I have to confess, I differ a lot from Moss in my conception of what a good city should be like. I have always found New York City to be something of an armpit, and not because it’s full of high-priced condos. Many of the people Moss adores, the bohemians and artists, I find fairly intolerable. Moss is a poet, and wants a city of poetry. I am not a poet, I generally detest poetry. Moss has a strange fondness for mean New York, the New York that told everybody else to fuck off. I thought that New York was kind of an asshole.
But that’s okay: the philosophy of Vanishing New York is that cities shouldn’t all be the same, that they should have different attitudes toward life and different cultures. If I am more New Orleans than Brooklyn, that means we have a diverse world in which New Orleans and Brooklyn are very different places. The one thing that we should all be scared of, wherever we live, is the collapse of those differences, the streamlining and homogenizing of everything.
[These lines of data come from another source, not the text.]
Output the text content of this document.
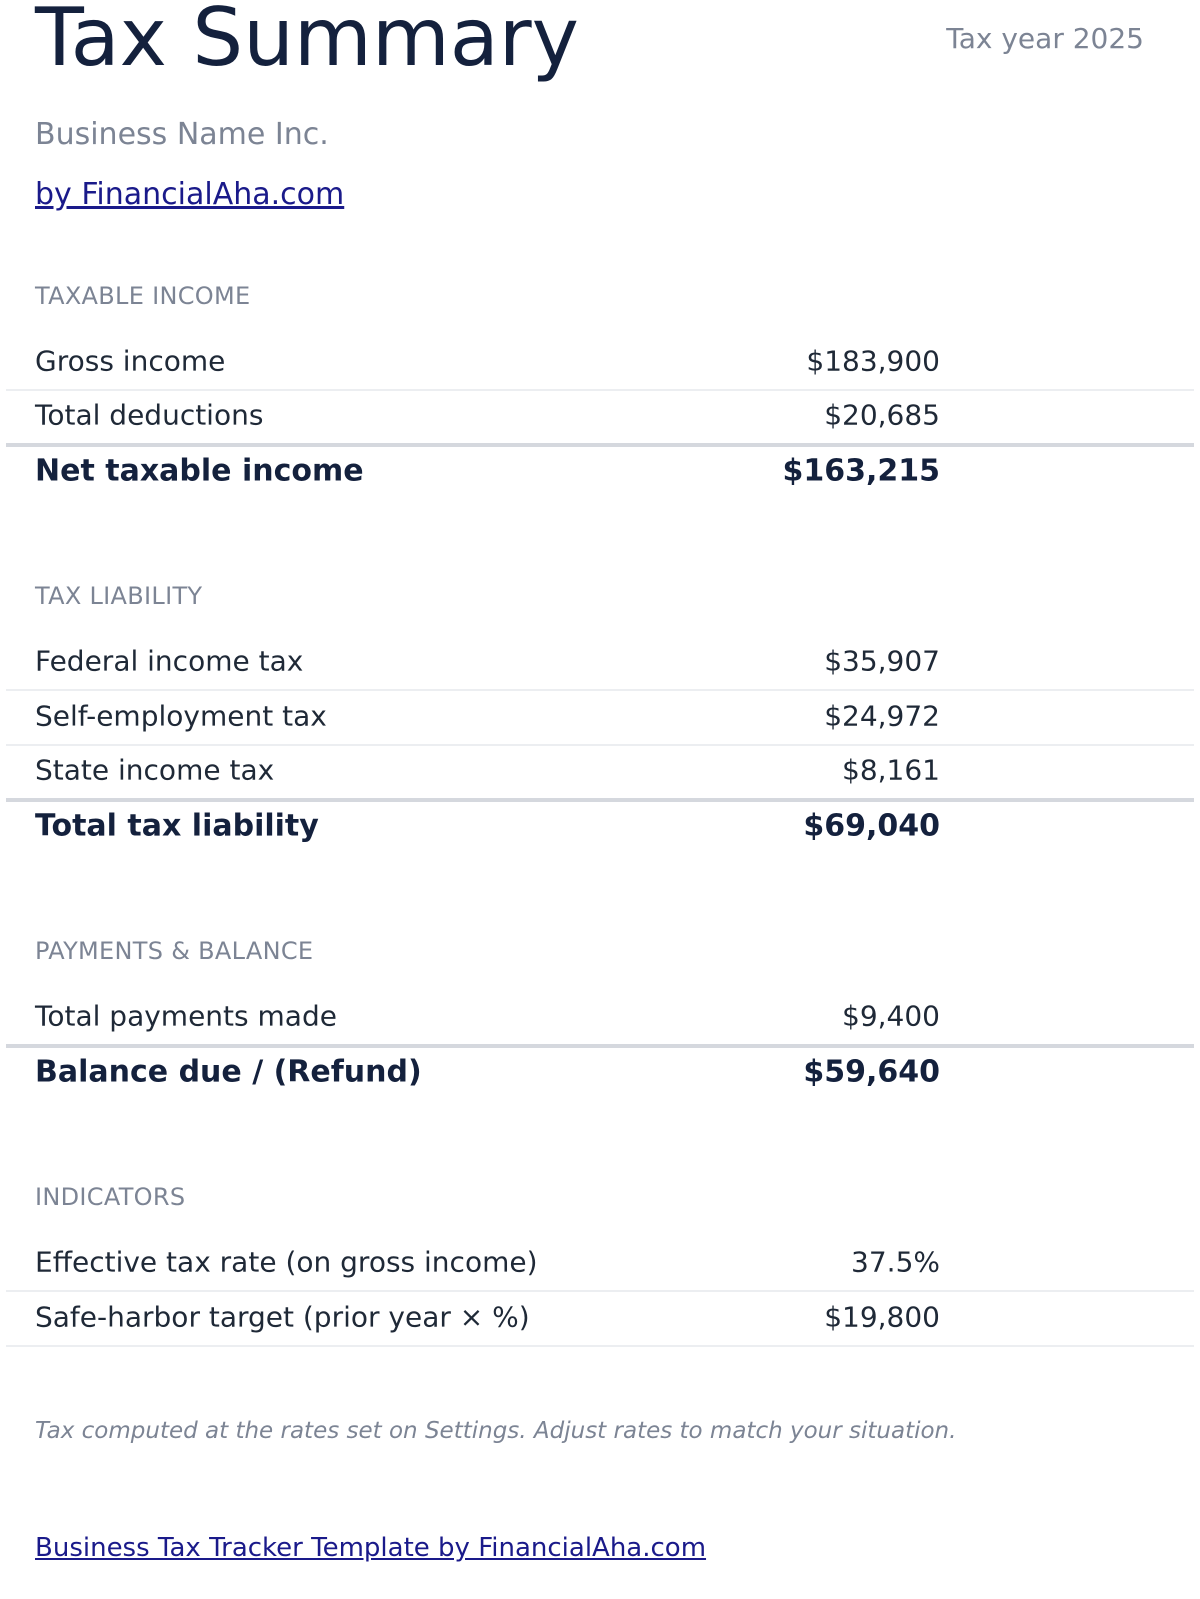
Tax Summary	Tax year 2025
Business Name Inc.
by FinancialAha.com
TAXABLE INCOME
Gross income	$183,900
Total deductions	$20,685
Net taxable income	$163,215
TAX LIABILITY
Federal income tax	$35,907
Self-employment tax	$24,972
State income tax	$8,161
Total tax liability	$69,040
PAYMENTS & BALANCE
Total payments made	$9,400
Balance due / (Refund)	$59,640
INDICATORS
Effective tax rate (on gross income)	37.5%
Safe-harbor target (prior year × %)	$19,800
Tax computed at the rates set on Settings. Adjust rates to match your situation.
Business Tax Tracker Template by FinancialAha.com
And yet the logic of capitalism sort of demands that this occur. If efficiency is your goal, then you’re going to have chain restaurants. They’re just more efficient. If you must perpetually grow and grow, then you’re going to have to demolish a lot of things that people dearly love. If everyone embraces the pursuit of financial gain, then landlords are never going to cut tenants a break merely because their business is a neighborhood institution. In a free market world, everything you love will be eaten alive, unless you’re rich.
The great contribution of Vanishing New York is in showing what will continue to happen in a highly unequal world that places more value on innovation than romance. Unless and until social priorities change, the City of Mystery will be slowly destroyed, a gleaming, deathly boring City of Wealth rising in its place. We can have one of these, or the other, but we cannot have both. And I know which I’d rather live in.